Last year was mild by comparison, but officials are not taking any chances.
With foreclosures on the rise and home sales at their lowest levels in a decade, the abatement districts in Stanislaus County are focused on unoccupied homes.
Even if owners drained their swimming pools before moving out, many pools will not completely drain, officials said. And, they added, pools collect rainwater. Mosquitoes also can breed in flower pots, buckets and tires left behind.
The mosquito abatement districts said neighbors have reported some of the green pools; other problems were discovered by surveillance personnel making their rounds.
The Turlock district also is going to homes identified as backyard breeders in previous years.
"We have found quite a few, and it is still early in the year," said Jerry Davis, manager of the Turlock district, which includes the south part of the county and areas west of the San Joaquin River.
The districts said they are working with people who have moved and are having trouble selling their homes. Abatement personnel will treat mosquitoinfested pools and can leave fish in the water to eat hatching larvae.
Because of the public health threat, officials are urging absent owners to continue maintaining their homes.

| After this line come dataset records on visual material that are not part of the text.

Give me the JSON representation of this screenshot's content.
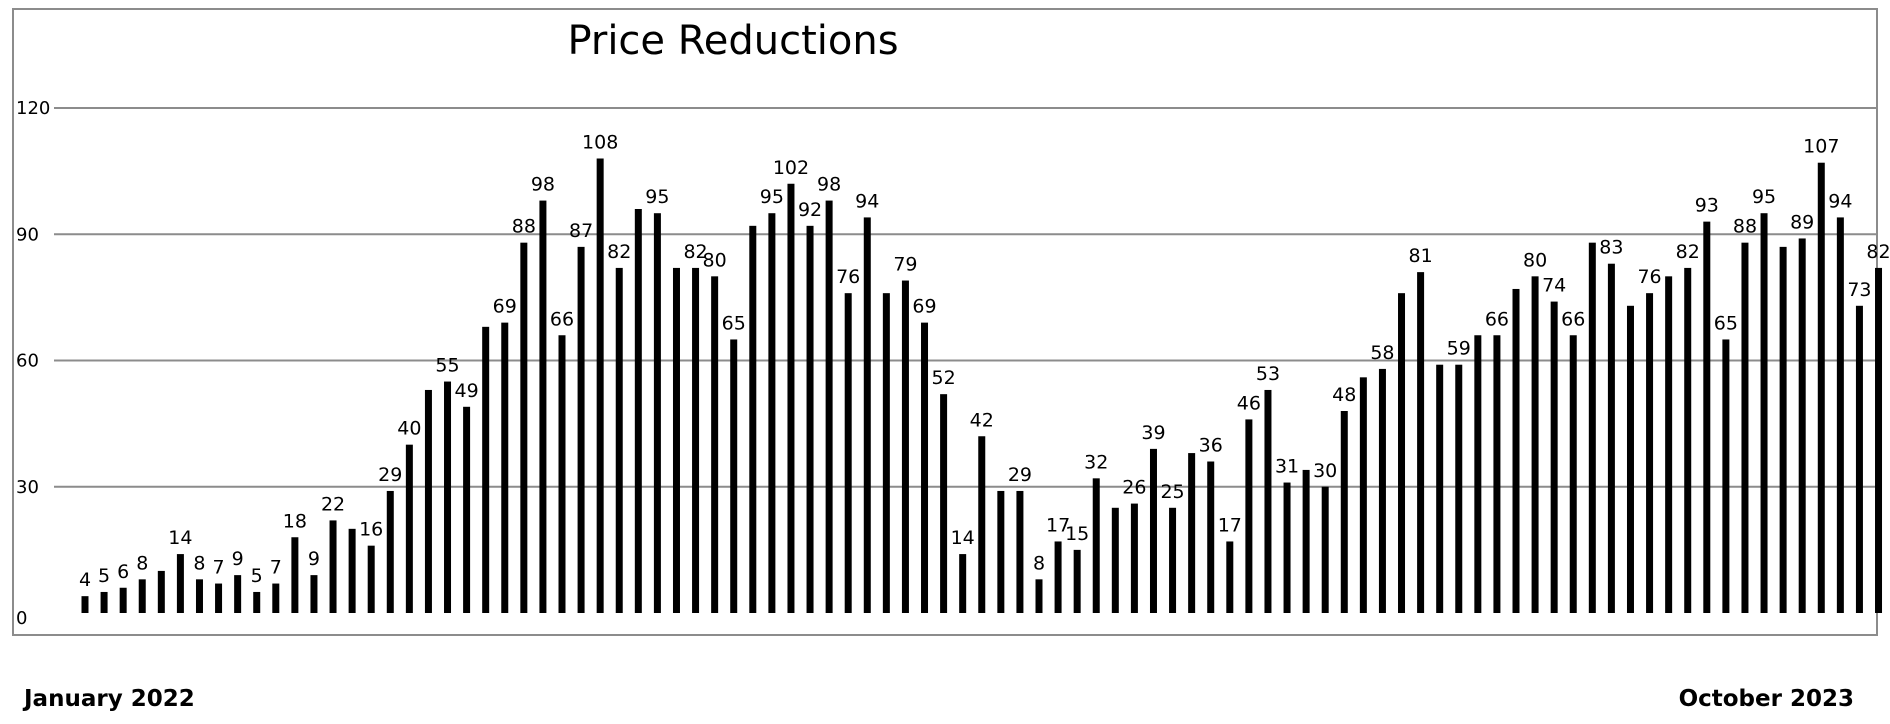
{
  "chart_data": {
    "type": "bar",
    "title": "Price Reductions",
    "xlabel": "",
    "ylabel": "",
    "ylim": [
      0,
      120
    ],
    "yticks": [
      0,
      30,
      60,
      90,
      120
    ],
    "grid": true,
    "bar_color": "#000000",
    "grid_color": "#8c8c8c",
    "values": [
      4,
      5,
      6,
      8,
      10,
      14,
      8,
      7,
      9,
      5,
      7,
      18,
      9,
      22,
      20,
      16,
      29,
      40,
      53,
      55,
      49,
      68,
      69,
      88,
      98,
      66,
      87,
      108,
      82,
      96,
      95,
      82,
      82,
      80,
      65,
      92,
      95,
      102,
      92,
      98,
      76,
      94,
      76,
      79,
      69,
      52,
      14,
      42,
      29,
      29,
      8,
      17,
      15,
      32,
      25,
      26,
      39,
      25,
      38,
      36,
      17,
      46,
      53,
      31,
      34,
      30,
      48,
      56,
      58,
      76,
      81,
      59,
      59,
      66,
      66,
      77,
      80,
      74,
      66,
      88,
      83,
      73,
      76,
      80,
      82,
      93,
      65,
      88,
      95,
      87,
      89,
      107,
      94,
      73,
      82
    ],
    "labels": [
      "4",
      "5",
      "6",
      "8",
      "",
      "14",
      "8",
      "7",
      "9",
      "5",
      "7",
      "18",
      "9",
      "22",
      "",
      "16",
      "29",
      "40",
      "",
      "55",
      "49",
      "",
      "69",
      "88",
      "98",
      "66",
      "87",
      "108",
      "82",
      "",
      "95",
      "",
      "82",
      "80",
      "65",
      "",
      "95",
      "102",
      "92",
      "98",
      "76",
      "94",
      "",
      "79",
      "69",
      "52",
      "14",
      "42",
      "",
      "29",
      "8",
      "17",
      "15",
      "32",
      "",
      "26",
      "39",
      "25",
      "",
      "36",
      "17",
      "46",
      "53",
      "31",
      "",
      "30",
      "48",
      "",
      "58",
      "",
      "81",
      "",
      "59",
      "",
      "66",
      "",
      "80",
      "74",
      "66",
      "",
      "83",
      "",
      "76",
      "",
      "82",
      "93",
      "65",
      "88",
      "95",
      "",
      "89",
      "107",
      "94",
      "73",
      "82"
    ]
  },
  "footer": {
    "start_label": "January 2022",
    "end_label": "October  2023"
  }
}
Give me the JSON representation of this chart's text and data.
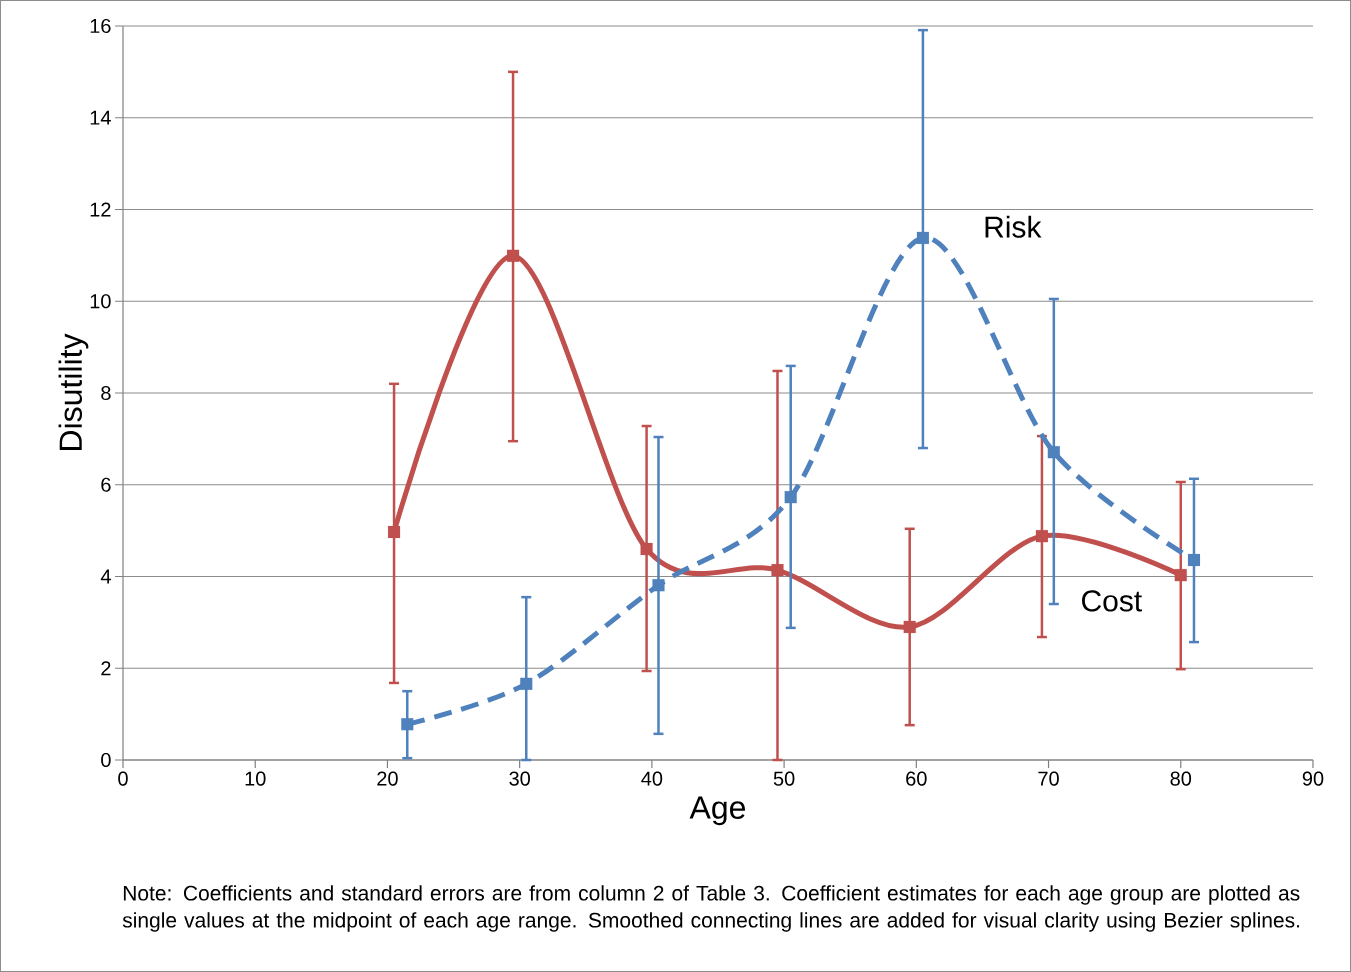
{
  "chart_data": {
    "type": "line",
    "xlabel": "Age",
    "ylabel": "Disutility",
    "xlim": [
      0,
      90
    ],
    "xticks": [
      0,
      10,
      20,
      30,
      40,
      50,
      60,
      70,
      80,
      90
    ],
    "ylim": [
      0,
      16
    ],
    "yticks": [
      0,
      2,
      4,
      6,
      8,
      10,
      12,
      14,
      16
    ],
    "grid": "y",
    "legend": false,
    "marker": "square",
    "series": [
      {
        "name": "Cost",
        "color": "#c0504d",
        "line_style": "solid",
        "x": [
          20.5,
          29.5,
          39.6,
          49.5,
          59.5,
          69.5,
          80
        ],
        "values": [
          4.97,
          10.99,
          4.6,
          4.14,
          2.9,
          4.88,
          4.03
        ],
        "errors": [
          [
            1.68,
            8.2
          ],
          [
            6.95,
            15.0
          ],
          [
            1.94,
            7.28
          ],
          [
            0,
            8.48
          ],
          [
            0.76,
            5.04
          ],
          [
            2.68,
            7.06
          ],
          [
            1.98,
            6.06
          ]
        ]
      },
      {
        "name": "Risk",
        "color": "#4f81bd",
        "line_style": "dashed",
        "x": [
          21.5,
          30.5,
          40.5,
          50.5,
          60.5,
          70.4,
          81
        ],
        "values": [
          0.78,
          1.66,
          3.81,
          5.73,
          11.38,
          6.71,
          4.36
        ],
        "errors": [
          [
            0.04,
            1.5
          ],
          [
            0,
            3.55
          ],
          [
            0.57,
            7.04
          ],
          [
            2.88,
            8.59
          ],
          [
            6.8,
            15.91
          ],
          [
            3.4,
            10.05
          ],
          [
            2.57,
            6.13
          ]
        ]
      }
    ],
    "annotations": [
      "Note: Coefficients and standard errors are from column 2 of Table 3.  Coefficient estimates for each age group are plotted as single values at the midpoint of each age range.  Smoothed connecting lines are added for visual clarity using Bezier splines."
    ]
  }
}
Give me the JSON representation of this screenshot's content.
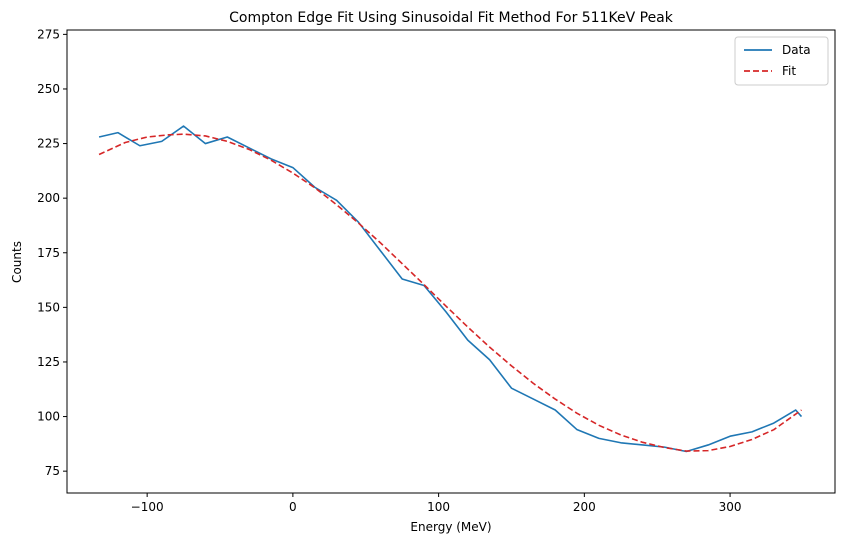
{
  "chart_data": {
    "type": "line",
    "title": "Compton Edge Fit Using Sinusoidal Fit Method For 511KeV Peak",
    "xlabel": "Energy (MeV)",
    "ylabel": "Counts",
    "xlim": [
      -155,
      372
    ],
    "ylim": [
      65,
      277
    ],
    "xticks": [
      -100,
      0,
      100,
      200,
      300
    ],
    "xtick_labels": [
      "−100",
      "0",
      "100",
      "200",
      "300"
    ],
    "yticks": [
      75,
      100,
      125,
      150,
      175,
      200,
      225,
      250,
      275
    ],
    "ytick_labels": [
      "75",
      "100",
      "125",
      "150",
      "175",
      "200",
      "225",
      "250",
      "275"
    ],
    "grid": false,
    "legend": {
      "placement": "top-right",
      "entries": [
        "Data",
        "Fit"
      ]
    },
    "series": [
      {
        "name": "Data",
        "style": "solid",
        "color": "#1f77b4",
        "x": [
          -133,
          -120,
          -105,
          -90,
          -75,
          -60,
          -45,
          -30,
          -15,
          0,
          15,
          30,
          45,
          60,
          75,
          90,
          105,
          120,
          135,
          150,
          165,
          180,
          195,
          210,
          225,
          240,
          255,
          270,
          285,
          300,
          315,
          330,
          345,
          349
        ],
        "y": [
          228,
          230,
          224,
          226,
          233,
          225,
          228,
          223,
          218,
          214,
          205,
          199,
          189,
          176,
          163,
          160,
          148,
          135,
          126,
          113,
          108,
          103,
          94,
          90,
          88,
          87,
          86,
          84,
          87,
          91,
          93,
          97,
          103,
          100
        ]
      },
      {
        "name": "Fit",
        "style": "dashed",
        "color": "#d62728",
        "x": [
          -133,
          -115,
          -100,
          -85,
          -75,
          -60,
          -45,
          -30,
          -15,
          0,
          15,
          30,
          45,
          60,
          75,
          90,
          105,
          120,
          135,
          150,
          165,
          180,
          195,
          210,
          225,
          240,
          255,
          270,
          285,
          300,
          315,
          330,
          349
        ],
        "y": [
          220,
          225.5,
          228,
          229,
          229.3,
          228.5,
          226,
          222.3,
          217.4,
          211.5,
          204.8,
          197,
          188.6,
          179.6,
          170,
          160.4,
          150.6,
          141,
          131.8,
          123.2,
          115.2,
          108,
          101.5,
          96,
          91.6,
          88.2,
          85.8,
          84.2,
          84.4,
          86.3,
          89.5,
          94,
          103
        ]
      }
    ]
  }
}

Dr. John Walker, health officer for Stanislaus County, said he is regarding the West Nile outlook for 2007 with cautious optimism.
Even though early spring flooding in 2006 created breeding areas for mosquitoes, there was a big decline in the number of West Nile cases last year. Another encouraging marker was that fewer than 10 horses were infected in 2006 compared with 46 the previous year, Walker said.
Officials cited several reasons for the lower caseload, including mosquito abatement efforts, people taking precautions and owners vaccinating their horses. In addition, birds, other animals and people build up immunity to the virus.
As of Thursday, the state's West Nile Virus Web site had reported six dead birds, one horse and two sentinel chickens infected in California, most in Southern California. A sentinel animal is one that's monitored for signs of illness.
The state is asking people to report dead birds and squirrels.
Davis said West Nile watchers should understand it's tree squirrels that carry the virus, not ground squirrels, which are far more common in the valley.
Tree squirrels live in area parks, have bushy tails, and people should be concerned if they find carcasses, officials said.